絶景を見れた
中学2年生の6月15日の水曜日。
俺は両親の帰宅を待っていると電話が掛かってきて、出た。
父親だった。
「駿、仕事仲間に誘われて呑みに行くことになったから遅くなる。今野さん家に行って、晩飯をご馳走になってこい。良い誘いがあるかもな〜」
俺が返事する前に切られた。
俺は幼馴染の今野家に行くことにした。
「こんばんは〜。お邪魔しまぁす」
「こんばんは〜駿くんどうしたの?」
「父が夕食をご馳走してもらえって」
「あらそう。上がって上がって、澪菜も呼ぶから」
「すみません」
幼馴染の母親の背中に謝った。
俺はリビングに脚を踏み入れ、ダイニングチェアに腰を下ろす。
「駿!!なんで居んの?」
「父さんが夕食をご馳走してもらえっていうから」
「えぇー……駿と晩飯食べるなんて」
澪菜が嫌そうに顔を顰めながら、ダイニングチェアに腰を下ろす。
彼女の母親もダイニングチェアに腰を下ろし、いただきますを3人同時に言う。
彼女の母親が俺たちに話題を振っても、澪菜は二言三言だけで返事するだけで夕食を食べ進める。
俺は夕食をご馳走になり、帰ろうとして、彼女の母親が鳴り出したスマホに出て、すぐに呼び止められた。

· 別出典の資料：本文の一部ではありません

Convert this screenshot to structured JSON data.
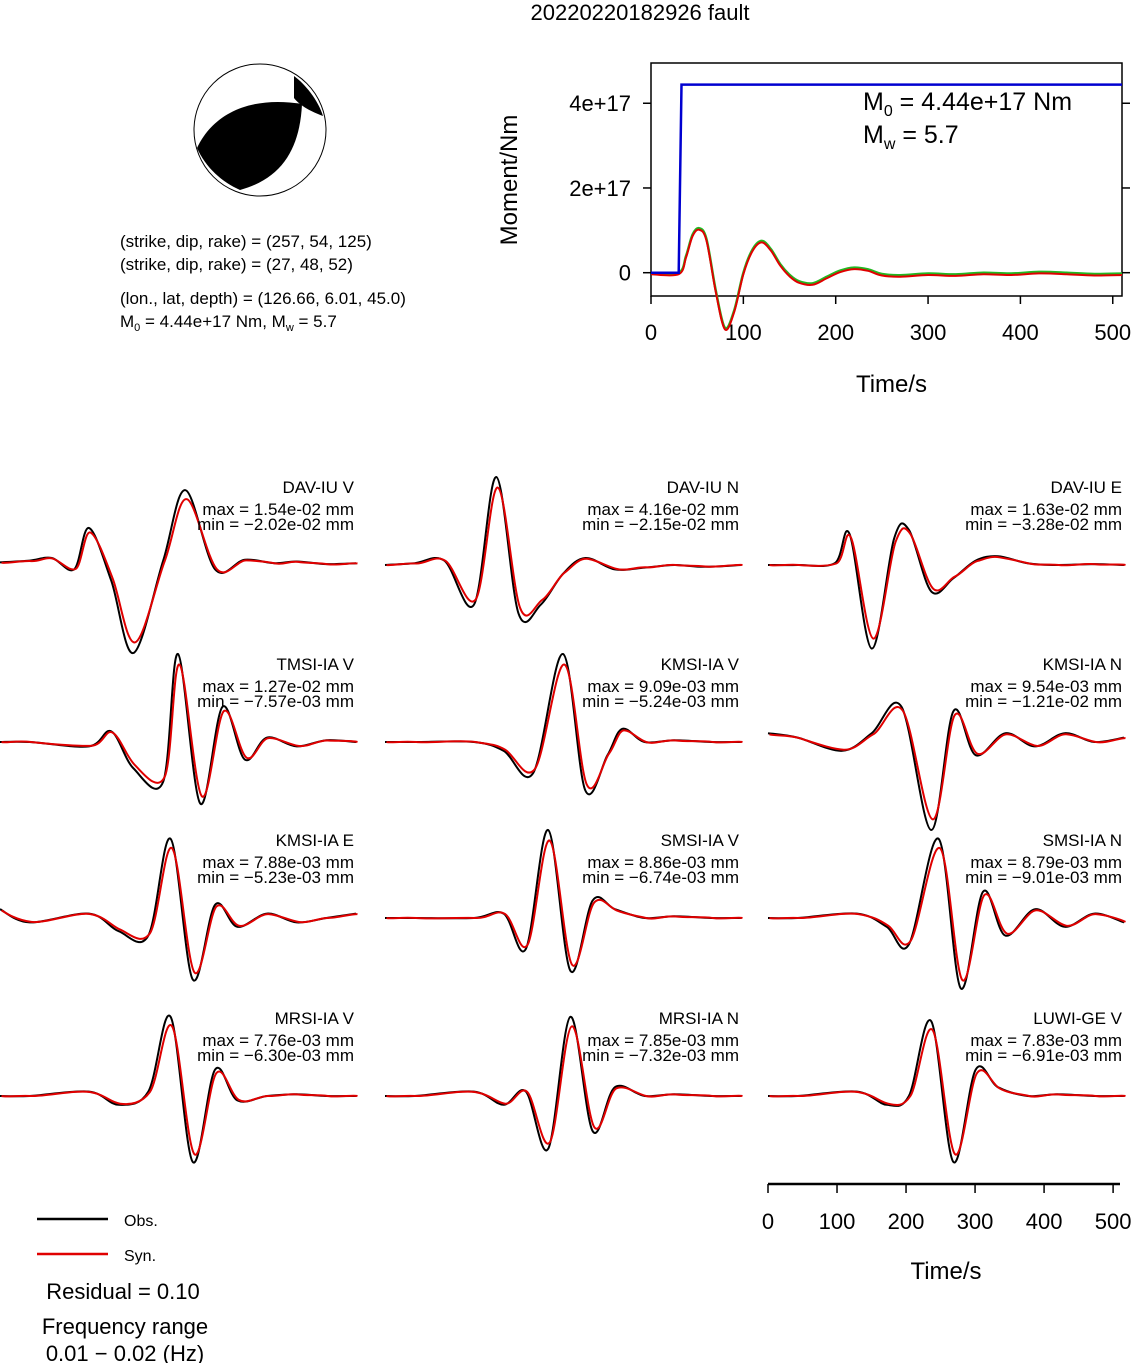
{
  "title": "20220220182926 fault",
  "mechanism": {
    "plane1": "(strike, dip, rake) = (257, 54, 125)",
    "plane2": "(strike, dip, rake) = (27, 48, 52)",
    "location": "(lon., lat, depth) = (126.66, 6.01, 45.0)",
    "m0_text": "4.44e+17 Nm",
    "mw_text": "5.7"
  },
  "colors": {
    "obs": "#000000",
    "syn": "#e00000",
    "cumulative": "#0000d0",
    "rate_green": "#22b822"
  },
  "chart_data": [
    {
      "type": "line",
      "name": "moment-function",
      "xlabel": "Time/s",
      "ylabel": "Moment/Nm",
      "xlim": [
        0,
        510
      ],
      "ylim": [
        -5.5e+16,
        4.95e+17
      ],
      "x_ticks": [
        0,
        100,
        200,
        300,
        400,
        500
      ],
      "y_ticks": [
        0,
        2e+17,
        4e+17
      ],
      "y_tick_labels": [
        "0",
        "2e+17",
        "4e+17"
      ],
      "annotation": {
        "m0": "4.44e+17 Nm",
        "mw": "5.7"
      },
      "cumulative": {
        "t": [
          0,
          30,
          33,
          510
        ],
        "v": [
          0,
          0,
          4.44e+17,
          4.44e+17
        ]
      },
      "rate": {
        "t": [
          0,
          30,
          38,
          45,
          52,
          60,
          70,
          80,
          90,
          100,
          110,
          120,
          130,
          140,
          150,
          160,
          175,
          190,
          205,
          220,
          235,
          250,
          270,
          300,
          330,
          360,
          390,
          420,
          450,
          480,
          510
        ],
        "v": [
          0,
          0,
          4e+16,
          9e+16,
          1.05e+17,
          8e+16,
          -4e+16,
          -1.3e+17,
          -9e+16,
          0.0,
          5.5e+16,
          7.5e+16,
          5.5e+16,
          2e+16,
          -5000000000000000.0,
          -2e+16,
          -2.5e+16,
          -1e+16,
          5000000000000000.0,
          1.2e+16,
          8000000000000000.0,
          -3000000000000000.0,
          -6000000000000000.0,
          -2000000000000000.0,
          -4000000000000000.0,
          0.0,
          -2000000000000000.0,
          2000000000000000.0,
          0.0,
          -3000000000000000.0,
          -2000000000000000.0
        ]
      }
    },
    {
      "type": "line",
      "name": "waveform-panels",
      "xlabel": "Time/s",
      "xlim": [
        0,
        510
      ],
      "x_ticks": [
        0,
        100,
        200,
        300,
        400,
        500
      ],
      "panels": [
        {
          "station": "DAV-IU V",
          "max": "1.54e-02",
          "min": "-2.02e-02",
          "unit": "mm",
          "pk": [
            [
              -4,
              0.03
            ],
            [
              0,
              0.05
            ],
            [
              3,
              0.08
            ],
            [
              6,
              -0.05
            ],
            [
              8,
              0.42
            ],
            [
              11,
              -0.18
            ],
            [
              14,
              -1.0
            ],
            [
              18,
              0.05
            ],
            [
              21,
              0.85
            ],
            [
              25,
              -0.05
            ],
            [
              29,
              0.06
            ],
            [
              33,
              0.02
            ],
            [
              36,
              0.04
            ],
            [
              40,
              0.01
            ],
            [
              44,
              0.02
            ]
          ]
        },
        {
          "station": "DAV-IU N",
          "max": "4.16e-02",
          "min": "-2.15e-02",
          "unit": "mm",
          "pk": [
            [
              -4,
              0.0
            ],
            [
              0,
              0.02
            ],
            [
              4,
              0.05
            ],
            [
              8,
              -0.45
            ],
            [
              11,
              1.0
            ],
            [
              14,
              -0.55
            ],
            [
              17,
              -0.45
            ],
            [
              20,
              -0.1
            ],
            [
              23,
              0.08
            ],
            [
              27,
              -0.05
            ],
            [
              31,
              -0.03
            ],
            [
              35,
              0.0
            ],
            [
              39,
              -0.02
            ],
            [
              44,
              0.0
            ]
          ]
        },
        {
          "station": "DAV-IU E",
          "max": "1.63e-02",
          "min": "-3.28e-02",
          "unit": "mm",
          "pk": [
            [
              -4,
              0.0
            ],
            [
              0,
              0.0
            ],
            [
              5,
              0.02
            ],
            [
              7,
              0.35
            ],
            [
              10,
              -0.95
            ],
            [
              13,
              0.3
            ],
            [
              15,
              0.4
            ],
            [
              18,
              -0.3
            ],
            [
              21,
              -0.15
            ],
            [
              24,
              0.05
            ],
            [
              27,
              0.1
            ],
            [
              31,
              0.02
            ],
            [
              35,
              0.0
            ],
            [
              40,
              0.01
            ],
            [
              44,
              0.0
            ]
          ]
        },
        {
          "station": "TMSI-IA V",
          "max": "1.27e-02",
          "min": "-7.57e-03",
          "unit": "mm",
          "pk": [
            [
              -4,
              0.0
            ],
            [
              0,
              0.0
            ],
            [
              8,
              -0.05
            ],
            [
              11,
              0.12
            ],
            [
              14,
              -0.3
            ],
            [
              18,
              -0.45
            ],
            [
              20,
              1.0
            ],
            [
              23,
              -0.7
            ],
            [
              26,
              0.4
            ],
            [
              29,
              -0.2
            ],
            [
              32,
              0.05
            ],
            [
              36,
              -0.05
            ],
            [
              40,
              0.02
            ],
            [
              44,
              0.0
            ]
          ]
        },
        {
          "station": "KMSI-IA V",
          "max": "9.09e-03",
          "min": "-5.24e-03",
          "unit": "mm",
          "pk": [
            [
              -4,
              0.0
            ],
            [
              0,
              0.0
            ],
            [
              8,
              0.0
            ],
            [
              12,
              -0.1
            ],
            [
              16,
              -0.35
            ],
            [
              20,
              1.0
            ],
            [
              23,
              -0.55
            ],
            [
              26,
              -0.15
            ],
            [
              28,
              0.15
            ],
            [
              31,
              0.0
            ],
            [
              35,
              0.02
            ],
            [
              40,
              0.0
            ],
            [
              44,
              0.0
            ]
          ]
        },
        {
          "station": "KMSI-IA N",
          "max": "9.54e-03",
          "min": "-1.21e-02",
          "unit": "mm",
          "pk": [
            [
              -4,
              0.1
            ],
            [
              0,
              0.05
            ],
            [
              6,
              -0.1
            ],
            [
              10,
              0.1
            ],
            [
              14,
              0.4
            ],
            [
              18,
              -1.0
            ],
            [
              21,
              0.35
            ],
            [
              24,
              -0.15
            ],
            [
              28,
              0.1
            ],
            [
              32,
              -0.05
            ],
            [
              36,
              0.1
            ],
            [
              40,
              0.0
            ],
            [
              44,
              0.05
            ]
          ]
        },
        {
          "station": "KMSI-IA E",
          "max": "7.88e-03",
          "min": "-5.23e-03",
          "unit": "mm",
          "pk": [
            [
              -4,
              0.1
            ],
            [
              0,
              -0.05
            ],
            [
              8,
              0.05
            ],
            [
              12,
              -0.15
            ],
            [
              16,
              -0.2
            ],
            [
              19,
              0.9
            ],
            [
              22,
              -0.7
            ],
            [
              25,
              0.15
            ],
            [
              28,
              -0.1
            ],
            [
              32,
              0.05
            ],
            [
              36,
              -0.05
            ],
            [
              40,
              0.0
            ],
            [
              44,
              0.05
            ]
          ]
        },
        {
          "station": "SMSI-IA V",
          "max": "8.86e-03",
          "min": "-6.74e-03",
          "unit": "mm",
          "pk": [
            [
              -4,
              0.0
            ],
            [
              0,
              0.0
            ],
            [
              8,
              0.0
            ],
            [
              12,
              0.05
            ],
            [
              15,
              -0.35
            ],
            [
              18,
              1.0
            ],
            [
              21,
              -0.6
            ],
            [
              24,
              0.2
            ],
            [
              27,
              0.1
            ],
            [
              31,
              0.0
            ],
            [
              35,
              0.02
            ],
            [
              40,
              0.0
            ],
            [
              44,
              0.0
            ]
          ]
        },
        {
          "station": "SMSI-IA N",
          "max": "8.79e-03",
          "min": "-9.01e-03",
          "unit": "mm",
          "pk": [
            [
              -4,
              0.0
            ],
            [
              0,
              0.0
            ],
            [
              8,
              0.05
            ],
            [
              12,
              -0.1
            ],
            [
              15,
              -0.3
            ],
            [
              19,
              0.9
            ],
            [
              22,
              -0.8
            ],
            [
              25,
              0.3
            ],
            [
              28,
              -0.2
            ],
            [
              32,
              0.1
            ],
            [
              36,
              -0.1
            ],
            [
              40,
              0.05
            ],
            [
              44,
              -0.05
            ]
          ]
        },
        {
          "station": "MRSI-IA V",
          "max": "7.76e-03",
          "min": "-6.30e-03",
          "unit": "mm",
          "pk": [
            [
              -4,
              0.0
            ],
            [
              0,
              0.0
            ],
            [
              8,
              0.05
            ],
            [
              12,
              -0.1
            ],
            [
              16,
              0.05
            ],
            [
              19,
              0.9
            ],
            [
              22,
              -0.75
            ],
            [
              25,
              0.3
            ],
            [
              28,
              -0.05
            ],
            [
              32,
              0.0
            ],
            [
              36,
              0.02
            ],
            [
              40,
              0.0
            ],
            [
              44,
              0.0
            ]
          ]
        },
        {
          "station": "MRSI-IA N",
          "max": "7.85e-03",
          "min": "-7.32e-03",
          "unit": "mm",
          "pk": [
            [
              -4,
              0.0
            ],
            [
              0,
              0.0
            ],
            [
              8,
              0.05
            ],
            [
              12,
              -0.1
            ],
            [
              15,
              0.05
            ],
            [
              18,
              -0.6
            ],
            [
              21,
              0.9
            ],
            [
              24,
              -0.4
            ],
            [
              27,
              0.1
            ],
            [
              31,
              0.0
            ],
            [
              35,
              0.02
            ],
            [
              40,
              0.0
            ],
            [
              44,
              0.0
            ]
          ]
        },
        {
          "station": "LUWI-GE V",
          "max": "7.83e-03",
          "min": "-6.91e-03",
          "unit": "mm",
          "pk": [
            [
              -4,
              0.0
            ],
            [
              0,
              0.0
            ],
            [
              8,
              0.05
            ],
            [
              12,
              -0.1
            ],
            [
              15,
              0.0
            ],
            [
              18,
              0.85
            ],
            [
              21,
              -0.75
            ],
            [
              24,
              0.3
            ],
            [
              27,
              0.1
            ],
            [
              31,
              0.0
            ],
            [
              35,
              0.02
            ],
            [
              40,
              0.0
            ],
            [
              44,
              0.0
            ]
          ]
        }
      ]
    }
  ],
  "legend": {
    "obs": "Obs.",
    "syn": "Syn."
  },
  "residual": "Residual = 0.10",
  "freq_label": "Frequency range",
  "freq_value": "0.01 − 0.02 (Hz)"
}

「あっ、駿くん。まだ帰らないで。あの人が連れて行きたいとこがあるんですって」
俺は澪菜の父親が帰宅するまで待った。
「ただいま〜。おう、駿くん!!ミオ、出掛けるぞ!!」
澪菜の父親が夕食を食べ終え、俺たちを車に乗せ、発進させた。
助手席に座る澪菜が不機嫌な低い声で聞いた。
「パパ、何処行くの?」
「ほたる童謡公園だよ」
「知らないよ」
「絶景を観に行こう」
「ふぅ〜ん……」
俺は後部座席で静かに座っていた。
俺たちは長野県上伊那郡辰野町のほたる童謡公園に来た。
車を降り、俺と澪菜は彼女の父親に着いていく。
彼女の父親が立ち止まり、何が広がっているのか見る為に隣に立つ。
眼前には蛍の光りが広がって綺麗だった。
「うわぁ〜駿駿っ!!蛍だよ!!いっぱいの蛍だぁ、綺麗〜!!ねぇっ」
「おう……綺麗ぃ。こんなに蛍がいるなんて……」
俺は隣に立つ彼女の横顔を盗み見た。
美しくて、可愛かった。
時刻は20時15分を過ぎていた。
俺たちは20時50分までほたる童謡公園の飛び回る無数の蛍の光を眺めた。
帰りは彼女も後部座席に並んで座った。
「駿っ、凄かったね!!あんなにいっぱいの蛍を見れて興奮したぁっ!!」
「さっきのは凄かった。綺麗だった!!」
俺は帰宅して、風呂に入り、残りの宿題を終わらせ、ベッドで就寝した。